How Do We: Assess Tumor Response To Treatment?

Mr P, who is currently undergoing palliative chemotherapy metastatic rectal cancer (liver, lung), came to review his CT restaging after cycle 6 chemotherapy.

Four liver lesions, previously 2.5cm, 2cm, 1cm, 0.5cm showed only slight reduction in size to 2.2cm, 1.5cm, 1cm, 0.5cm. Lung lesions,  previously 2cm and 1cm show slight reduction also in size to 1.5cm, 1cm.

He was worried because of the minimal changes in tumor after treatment.

Why is it important to assess tumor response?

For me mainly, it’s to avoid harming patients.

  • Harms from continuing chemotherapy that is ineffective and allowing the tumor to continuously grow and spread. Also, patients will be still exposed to all the side effects and risks of chemotherapy/ targeted therapy.
  • Harms from stopping treatment early when patient is responding well to the treatment.

CT restaging

Assessment of tumor response is by repeating CT scans/ CT restaging at mid-cycle (eg. if total of 12 cycles of chemotherapy is planned, it’s requested at cycle 6) palliative chemotherapy to assess tumor response.

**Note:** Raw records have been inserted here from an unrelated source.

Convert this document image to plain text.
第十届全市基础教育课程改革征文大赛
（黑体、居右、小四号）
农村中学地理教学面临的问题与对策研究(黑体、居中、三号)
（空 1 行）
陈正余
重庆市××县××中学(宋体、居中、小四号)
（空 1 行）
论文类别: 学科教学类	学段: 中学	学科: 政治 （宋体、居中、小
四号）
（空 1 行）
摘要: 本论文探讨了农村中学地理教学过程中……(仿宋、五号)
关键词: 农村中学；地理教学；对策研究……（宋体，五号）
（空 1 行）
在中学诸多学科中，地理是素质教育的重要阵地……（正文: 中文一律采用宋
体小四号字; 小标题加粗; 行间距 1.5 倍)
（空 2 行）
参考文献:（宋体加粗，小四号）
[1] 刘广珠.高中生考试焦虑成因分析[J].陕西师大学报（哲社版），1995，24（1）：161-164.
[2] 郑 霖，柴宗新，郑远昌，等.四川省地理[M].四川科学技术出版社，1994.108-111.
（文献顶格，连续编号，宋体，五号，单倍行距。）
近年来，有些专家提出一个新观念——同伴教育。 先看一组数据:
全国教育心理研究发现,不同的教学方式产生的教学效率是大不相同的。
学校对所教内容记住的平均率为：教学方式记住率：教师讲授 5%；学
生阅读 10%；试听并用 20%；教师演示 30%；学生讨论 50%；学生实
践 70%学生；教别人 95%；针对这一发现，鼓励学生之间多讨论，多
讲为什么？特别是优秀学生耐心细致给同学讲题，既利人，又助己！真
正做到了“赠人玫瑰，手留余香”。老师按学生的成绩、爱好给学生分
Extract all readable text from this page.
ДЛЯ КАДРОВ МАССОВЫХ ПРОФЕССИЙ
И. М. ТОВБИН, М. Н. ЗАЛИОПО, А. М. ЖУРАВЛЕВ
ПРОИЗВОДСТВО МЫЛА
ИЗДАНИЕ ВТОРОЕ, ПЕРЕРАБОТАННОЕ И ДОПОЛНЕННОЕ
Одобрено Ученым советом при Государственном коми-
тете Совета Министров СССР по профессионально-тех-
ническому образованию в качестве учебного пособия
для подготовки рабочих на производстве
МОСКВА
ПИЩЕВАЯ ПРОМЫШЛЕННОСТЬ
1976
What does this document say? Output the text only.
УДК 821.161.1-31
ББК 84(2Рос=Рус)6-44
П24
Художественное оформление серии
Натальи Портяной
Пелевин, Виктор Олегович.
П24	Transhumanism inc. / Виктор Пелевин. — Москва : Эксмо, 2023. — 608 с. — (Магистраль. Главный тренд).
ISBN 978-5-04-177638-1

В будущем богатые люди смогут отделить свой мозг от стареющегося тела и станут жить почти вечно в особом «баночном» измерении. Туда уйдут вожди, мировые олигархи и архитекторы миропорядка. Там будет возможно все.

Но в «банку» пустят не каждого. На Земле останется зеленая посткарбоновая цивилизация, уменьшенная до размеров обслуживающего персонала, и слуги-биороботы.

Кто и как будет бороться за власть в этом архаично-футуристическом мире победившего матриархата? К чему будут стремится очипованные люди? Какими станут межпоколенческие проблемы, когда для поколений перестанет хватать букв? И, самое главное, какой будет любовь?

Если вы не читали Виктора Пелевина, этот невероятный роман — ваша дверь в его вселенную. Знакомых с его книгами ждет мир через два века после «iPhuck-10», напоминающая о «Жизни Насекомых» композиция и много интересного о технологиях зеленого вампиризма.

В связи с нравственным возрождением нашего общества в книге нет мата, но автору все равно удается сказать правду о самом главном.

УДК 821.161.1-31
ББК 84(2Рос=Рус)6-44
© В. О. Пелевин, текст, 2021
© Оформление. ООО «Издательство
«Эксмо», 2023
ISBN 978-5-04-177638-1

  • CT scan of the thorax, abdomen, pelvic is normally requested for GI malignancy.
  • CT brain/base of skull, neck, thorax is normally requested for head and neck malignancy.

CT restaging is not required for patients undergoing adjuvant chemotherapy (unless there is suspicious lesion needing confirmation) as there is no more tumor after curative surgery (eg. early breast, colorectal cancer).

  • Yearly CT restaging might be more benefits and cost effective to follow up on the disease which is in remission.
  • Referral back to primary team such as ENT or gynaecology is more important as they can help to detect disease recurrence at earlier stage via nasal endoscope, vaginal examination, pap smear, etc.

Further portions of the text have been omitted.